Sedemikian pentingnya berkata benar dan tidak bohong, baik menyangkut urusan personal apalagi publik, Rasul selalu mengaitkannya dengan sikap beragama yang benar. Anas bin Malik berkata, “Rasulullah saw tidak pernah menyampaikan khotbah kepada kami kecuali beliau selalu bersabda: Tidak sempurna iman seseorang yang tidak jujur dan tidak dapat dipercaya, dan tidak sempurna agama seseorang yang tidak bisa menepati janjinya.” (HR. Ahmad dan Ibnu Hibban)

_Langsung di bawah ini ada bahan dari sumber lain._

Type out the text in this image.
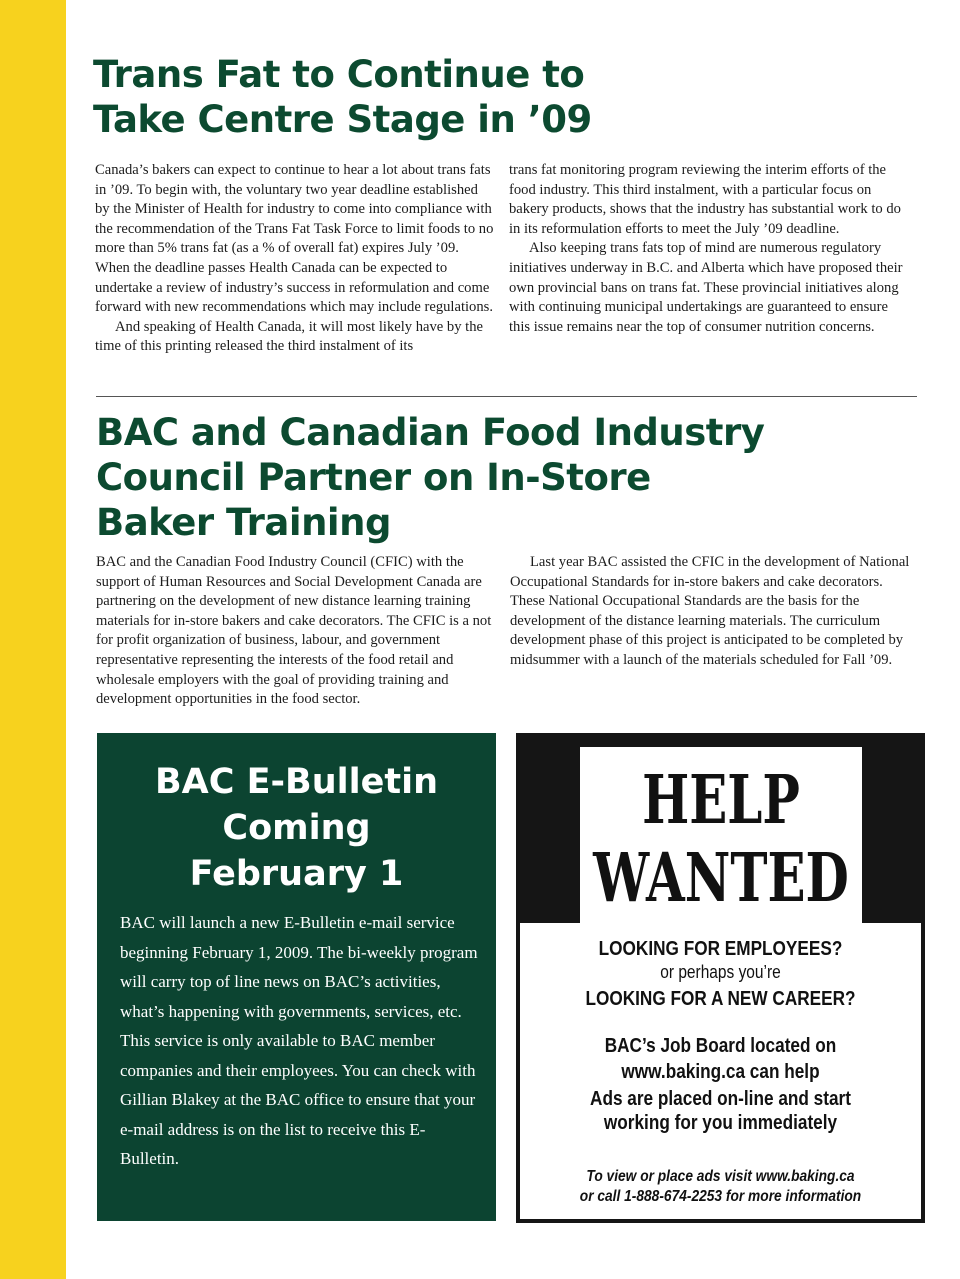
Trans Fat to Continue to
Take Centre Stage in ’09

Canada’s bakers can expect to continue to hear a lot about trans fats in ’09. To begin with, the voluntary two year deadline established by the Minister of Health for industry to come into compliance with the recommendation of the Trans Fat Task Force to limit foods to no more than 5% trans fat (as a % of overall fat) expires July ’09. When the deadline passes Health Canada can be expected to undertake a review of industry’s success in reformulation and come forward with new recommendations which may include regulations.

And speaking of Health Canada, it will most likely have by the time of this printing released the third instalment of its

trans fat monitoring program reviewing the interim efforts of the food industry. This third instalment, with a particular focus on bakery products, shows that the industry has substantial work to do in its reformulation efforts to meet the July ’09 deadline.

Also keeping trans fats top of mind are numerous regulatory initiatives underway in B.C. and Alberta which have proposed their own provincial bans on trans fat. These provincial initiatives along with continuing municipal undertakings are guaranteed to ensure this issue remains near the top of consumer nutrition concerns.

BAC and Canadian Food Industry
Council Partner on In-Store
Baker Training

BAC and the Canadian Food Industry Council (CFIC) with the support of Human Resources and Social Development Canada are partnering on the development of new distance learning training materials for in-store bakers and cake decorators. The CFIC is a not for profit organization of business, labour, and government representative representing the interests of the food retail and wholesale employers with the goal of providing training and development opportunities in the food sector.

Last year BAC assisted the CFIC in the development of National Occupational Standards for in-store bakers and cake decorators. These National Occupational Standards are the basis for the development of the distance learning materials. The curriculum development phase of this project is anticipated to be completed by midsummer with a launch of the materials scheduled for Fall ’09.

BAC E-Bulletin
Coming
February 1

BAC will launch a new E-Bulletin e-mail service beginning February 1, 2009. The bi-weekly program will carry top of line news on BAC’s activities, what’s happening with governments, services, etc. This service is only available to BAC member companies and their employees. You can check with Gillian Blakey at the BAC office to ensure that your e-mail address is on the list to receive this E-Bulletin.

HELP
WANTED

LOOKING FOR EMPLOYEES?

or perhaps you’re

LOOKING FOR A NEW CAREER?

BAC’s Job Board located on
www.baking.ca can help

Ads are placed on-line and start
working for you immediately

To view or place ads visit www.baking.ca
or call 1-888-674-2253 for more information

Dalam fikih jual-beli, yang ada kontrak antara penjual dan pembeli, dikenal konsep ‘khiyar’ yaitu kebebasan memilih selama keduanya belum berpisah. Rasul pun menjelaskan, “Jika keduanya jujur dan jelas maka jual beli mereka diberkahi, namun jika keduanya menyembunyikan (sesuatu) dan berbohong maka dicabut keberkahan dari kontrak mereka” (HR. Bukhari). Hemat saya, hadis tersebut juga berimplikasi nyata pada konteks politik dan kemaslahatan publik.

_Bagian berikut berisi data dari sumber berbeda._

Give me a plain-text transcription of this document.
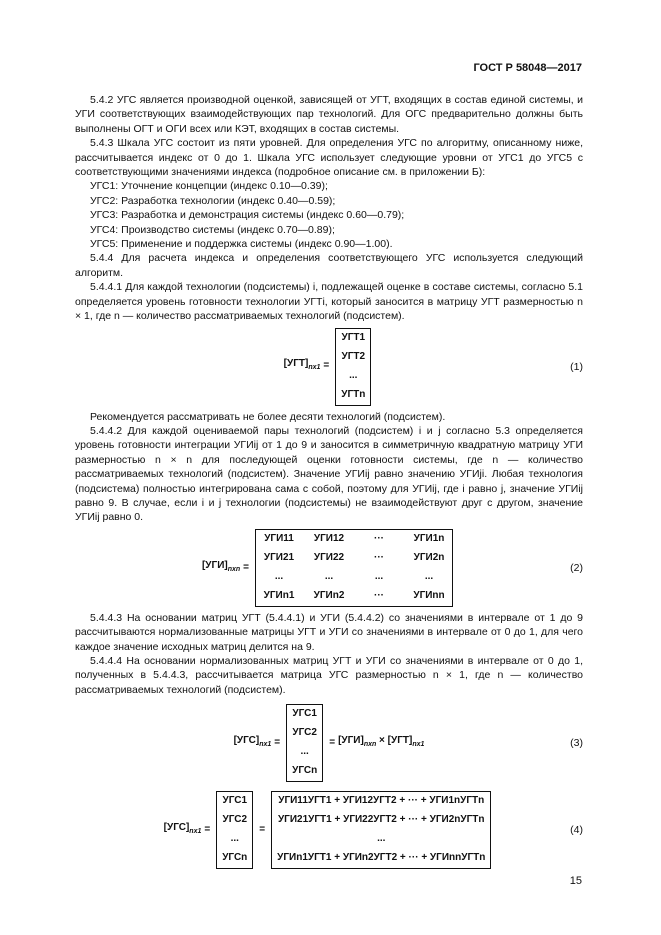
ГОСТ Р 58048—2017

5.4.2 УГС является производной оценкой, зависящей от УГТ, входящих в состав единой системы, и УГИ соответствующих взаимодействующих пар технологий. Для ОГС предварительно должны быть выполнены ОГТ и ОГИ всех или КЭТ, входящих в состав системы.

5.4.3 Шкала УГС состоит из пяти уровней. Для определения УГС по алгоритму, описанному ниже, рассчитывается индекс от 0 до 1. Шкала УГС использует следующие уровни от УГС1 до УГС5 с соответствующими значениями индекса (подробное описание см. в приложении Б):

УГС1: Уточнение концепции (индекс 0.10—0.39);
УГС2: Разработка технологии (индекс 0.40—0.59);
УГС3: Разработка и демонстрация системы (индекс 0.60—0.79);
УГС4: Производство системы (индекс 0.70—0.89);
УГС5: Применение и поддержка системы (индекс 0.90—1.00).

5.4.4 Для расчета индекса и определения соответствующего УГС используется следующий алгоритм.

5.4.4.1 Для каждой технологии (подсистемы) i, подлежащей оценке в составе системы, согласно 5.1 определяется уровень готовности технологии УГТi, который заносится в матрицу УГТ размерностью n × 1, где n — количество рассматриваемых технологий (подсистем).

$[УГТ]_{nx1}$ =
УГТ1
УГТ2
...
УГТn
(1)

Рекомендуется рассматривать не более десяти технологий (подсистем).

5.4.4.2 Для каждой оцениваемой пары технологий (подсистем) i и j согласно 5.3 определяется уровень готовности интеграции УГИij от 1 до 9 и заносится в симметричную квадратную матрицу УГИ размерностью n × n для последующей оценки готовности системы, где n — количество рассматриваемых технологий (подсистем). Значение УГИij равно значению УГИji. Любая технология (подсистема) полностью интегрирована сама с собой, поэтому для УГИij, где i равно j, значение УГИij равно 9. В случае, если i и j технологии (подсистемы) не взаимодействуют друг с другом, значение УГИij равно 0.

$[УГИ]_{nxn}$ =
УГИ11	УГИ12	···	УГИ1n
УГИ21 УГИ22	···	УГИ2n
...	...	...	...
УГИn1 УГИn2	···	УГИnn
(2)

5.4.4.3 На основании матриц УГТ (5.4.4.1) и УГИ (5.4.4.2) со значениями в интервале от 1 до 9 рассчитываются нормализованные матрицы УГТ и УГИ со значениями в интервале от 0 до 1, для чего каждое значение исходных матриц делится на 9.

5.4.4.4 На основании нормализованных матриц УГТ и УГИ со значениями в интервале от 0 до 1, полученных в 5.4.4.3, рассчитывается матрица УГС размерностью n × 1, где n — количество рассматриваемых технологий (подсистем).

$[УГС]_{nx1}$ =
УГС1
УГС2
...
УГСn
= $[УГИ]_{nxn} \times [УГТ]_{nx1}$	(3)
$[УГС]_{nx1}$ =
УГС1
УГС2
...
УГСn
=
УГИ11УГТ1 + УГИ12УГТ2 + ··· + УГИ1nУГТn
УГИ21УГТ1 + УГИ22УГТ2 + ··· + УГИ2nУГТn
...
УГИn1УГТ1 + УГИn2УГТ2 + ··· + УГИnnУГТn
(4)
15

Bukankah esensi politik adanya kontrak (bay’at) antara pemilih dalam hal ini rakyat dengan pemimpin yang terpilih? Maka dalam hal ini prinsip ‘khiyar’ pun berlaku dalam konteks relasi kekuasaan. Artinya jika rakyat sebagai pemegang kedaulatan tidak puas dengan kinerja pemimpin yang dipilihnya maka mereka berhak menarik mandat politik si pemimpin selaku mandataris. Sebaliknya, jika pemimpin merasa tidak lagi dipercaya oleh rakyat yang memberinya mandat, maka langkah yang baik adalah mundur dan mengembalikan mandatnya kepada rakyat. Dengan sikap itu diharapkan keberkahan akan selalu menaungi negeri dan bangsa ini.
Jika tak ingin dicabut mandatnya, maka setiap pemimpin mesti memiliki political will untuk memimpin dengan kejujuran, satu kata satu perbuatan. Imam al-Mawardi (w. 450 H), seorang ahli tata Negara Islam, menulis dalam kitab Adabud Dunya wad Din, “Penguasa adalah imam yang diikuti, dan perilakunya harus menjadi contoh yang baik. Jika dia zalim maka jangan harap aparat di bawahnya bisa adil, dan jika dia adil maka tak ada seorang pun aparatnya yang berani zalim. Doa pemimpin saleh adalah doa yang paling mungkin terkabul oleh Allah, dan perbuatan baik yang paling prioritas mendapat pahala adalah putusan pemimpin yang benar dalam mengelola kemaslahatan publik.” Wallahu A’lam.